Enron Corp. has agreed to pay the Commodity Futures Trading Commission (CFTC) $35 million to settle charges that the company and a former gas trader, Hunter S. Shively, used Enron Online (EOL), its web-based electronic trading platform, to create artificially high gas prices at the Henry Hub in Louisiana, impacting the gas futures market on the New York Mercantile Exchange in 2001.

However, before the payment can be made to the CFTC, the deal must first be approved by the Bankruptcy Court for the Southern District of New York. If the court grants Enron’s request, the parties will then submit the proposed order to the U.S. District Court for the Southern District of Texas in Houston for its approval and entry.

And if that court approves the proposed settlement, Enron will join at least 13 other energy companies and their partners or subsidiaries that have settled CFTC allegations of false price reporting, attempted manipulation, successful manipulation of the gas market or all three.

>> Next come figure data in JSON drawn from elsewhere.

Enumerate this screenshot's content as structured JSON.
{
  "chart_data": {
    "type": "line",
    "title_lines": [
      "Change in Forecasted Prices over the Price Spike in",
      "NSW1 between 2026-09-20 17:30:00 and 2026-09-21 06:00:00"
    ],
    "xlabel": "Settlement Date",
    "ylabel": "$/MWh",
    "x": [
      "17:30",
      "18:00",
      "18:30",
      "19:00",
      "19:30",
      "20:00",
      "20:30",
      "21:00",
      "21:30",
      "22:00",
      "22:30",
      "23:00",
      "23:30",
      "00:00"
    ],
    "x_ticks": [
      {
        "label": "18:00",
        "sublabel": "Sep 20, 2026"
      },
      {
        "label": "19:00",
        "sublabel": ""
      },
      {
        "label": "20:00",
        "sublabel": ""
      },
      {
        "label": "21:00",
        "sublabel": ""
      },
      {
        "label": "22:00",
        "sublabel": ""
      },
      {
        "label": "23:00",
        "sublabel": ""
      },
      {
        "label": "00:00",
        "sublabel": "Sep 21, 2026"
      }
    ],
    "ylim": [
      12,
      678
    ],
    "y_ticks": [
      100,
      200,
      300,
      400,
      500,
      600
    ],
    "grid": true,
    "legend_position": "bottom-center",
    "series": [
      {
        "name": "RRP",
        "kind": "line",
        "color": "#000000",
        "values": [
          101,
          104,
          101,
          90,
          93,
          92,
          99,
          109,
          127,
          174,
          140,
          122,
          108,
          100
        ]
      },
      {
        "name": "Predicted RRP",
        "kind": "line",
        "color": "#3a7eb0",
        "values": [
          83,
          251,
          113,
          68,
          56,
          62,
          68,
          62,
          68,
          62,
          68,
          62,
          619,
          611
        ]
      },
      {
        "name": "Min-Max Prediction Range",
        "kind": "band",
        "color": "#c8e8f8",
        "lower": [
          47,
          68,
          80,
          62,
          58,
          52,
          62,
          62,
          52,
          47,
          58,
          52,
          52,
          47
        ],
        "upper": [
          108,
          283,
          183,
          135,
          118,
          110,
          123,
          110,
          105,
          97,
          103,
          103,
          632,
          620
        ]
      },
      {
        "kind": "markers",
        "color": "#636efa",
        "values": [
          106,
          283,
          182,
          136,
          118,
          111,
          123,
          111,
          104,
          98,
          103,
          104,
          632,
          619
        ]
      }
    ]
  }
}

The CFTC’s complaint against Enron was filed originally on March 12, 2003 in the U.S. District Court for the Southern District of Texas, Houston Division. In it, the CFTC alleges that on July 19, 2001, Enron and Shively, manager of Enron’s central futures trading desk, used EOL to buy an extraordinarily large amount of Henry Hub natural gas next-day spot contracts in a short period of time, thereby causing artificial prices in the Henry Hub spot market and impacting the correlated Nymex natural gas futures contract.

The complaint also alleges that Enron operated EOL as an illegal futures exchange from September through December 2001 and offered an illegal agricultural futures contract on EOL. The proposed consent order would resolve all the charges in the complaint against Enron.

Since December 2002, the CFTC’s actions have led to a $300 million civil lawsuit against AEP and about 14 other settlement agreements with civil penalties totaling about $215 million, including the Enron settlement amount.

The settling parties have included El Paso Merchant Energy LP ($20 million), Dynegy Marketing and Trade ($5 million), EnCana Corp.’s former U.S.-based energy trading division WD Energy Services Inc. ($20 million), Williams Energy Marketing and Trading ($20 million), Enserco Energy Inc. ($3 million), Duke Energy Trading and Marketing ($28 million), Aquila Merchant Services ($26.5 million), Xcel Energy ($16 million), Entergy Koch Trading LP ($3 million), ONEOK and affiliates ($6 million), Calpine Energy Services ($1.5 million), Reliant Energy ($18 million) and CMS Energy ($16 million).

But like Houston-based Enron, none of the companies admitted nor denied wrongdoing in relation to the settlements.